Six years after Governor Mitt Romney required every resident to obtain health insurance, Governor Deval Patrick signed a law that many consider the second phase of that groundbreaking experiment: trying to rein in the state’s health costs, which are among the highest in the nation.
The new law — which Patrick signed Monday at a State House ceremony packed with hospital executives, health care advocates, and lawmakers — seeks to keep health spending from growing faster than the state’s economy through 2017. For five years after that, the law aims to further slow spending, to half a percentage point below the growth of the economy.
Supporters say the law could save $200 billion in health costs over the next 15 years by encouraging providers to use fewer costly medical procedures, to better coordinate care to keep patients out of the hospital, and to steer patients to lower-cost caregivers.
“We are ushering in the end of the fee-for-service care system in Massachusetts in favor of better care, at lower cost,” Patrick said, to applause from a stage in Nurses Hall that was bathed in blue light and decorated with the flags of Massachusetts and the United States.
The bill was Patrick’s top priority and one he had talked about since at least the 2010 governor’s race. It was also the most prominent bill signed into law this year and will be closely watched by legislators around the country as a potential model, in the same way that the 2006 law was the model for President Obama’s health care law.
Some health care advocates have said that a new commission that will monitor the growth in spending does not have an enforcement mechanism that is strong enough to control providers that fail to meet their spending targets.
Conservative critics say the law goes too far toward a government-centered approach, imposes millions of dollars in new fees on hospitals and insurers that will be passed on to consumers, and could discourage doctors from practicing in Massachusetts.
The 349-page law also adds to the state bureaucracy by creating 25 new boards, task forces, and commissions, which will need 266 appointees, according to the Pioneer Institute, a conservative think tank that has been critical of the law.
Moody’s, the Wall Street credit-rating agency, warned that the law could hurt hospitals because it will “limit their revenue growth and reduce their operating flexibility.”
Attorney General Martha Coakley, who will investigate certain health providers that exceed their spending targets, said the government has to be careful not to trample on the private market.
“We’re not trying to overly regulate,” Coakley said Monday. “We’re trying to find that sweet spot, and I think the bill accomplishes that.”
House Speaker Robert A. DeLeo and Representative Steven M. Walsh, cochairman of the Committee on Health Care Financing, joined Coakley and the governor at the ceremony.

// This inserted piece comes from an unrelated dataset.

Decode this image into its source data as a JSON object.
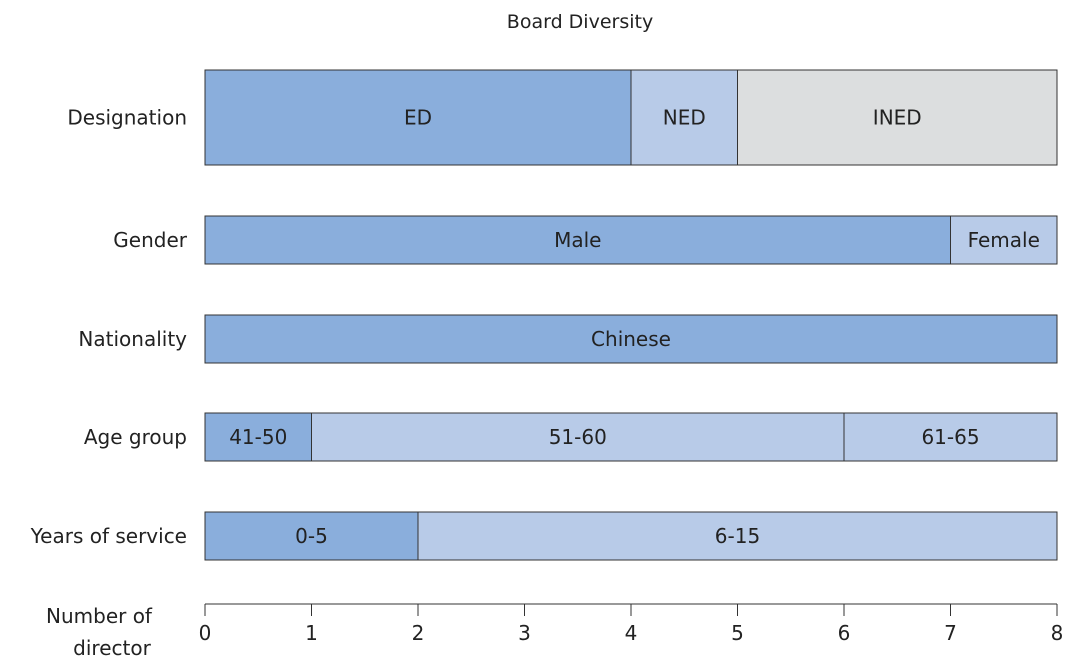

They all praised the work that industry executives and advocates did in writing the bill.
“It’s law; congratulations,” Patrick said after he put his name on the legislation.
Despite the back-slapping and hearty talk of collaboration, no one from the state Senate showed up at the ceremony.
The absence of the Senate president, Therese Murray, was particularly notable, not only because of the bill’s magnitude, but because she had made it one of her top priorities.
Murray “didn’t want to attend the bill signing without Senator [Richard] Moore, who played a major role in developing the legislation,” said David Falcone, a Murray spokesman.
Moore, the Senate’s lead health care negotiator, could not attend because of a previously scheduled commitment with the National Conference of State Legislatures, Falcone said.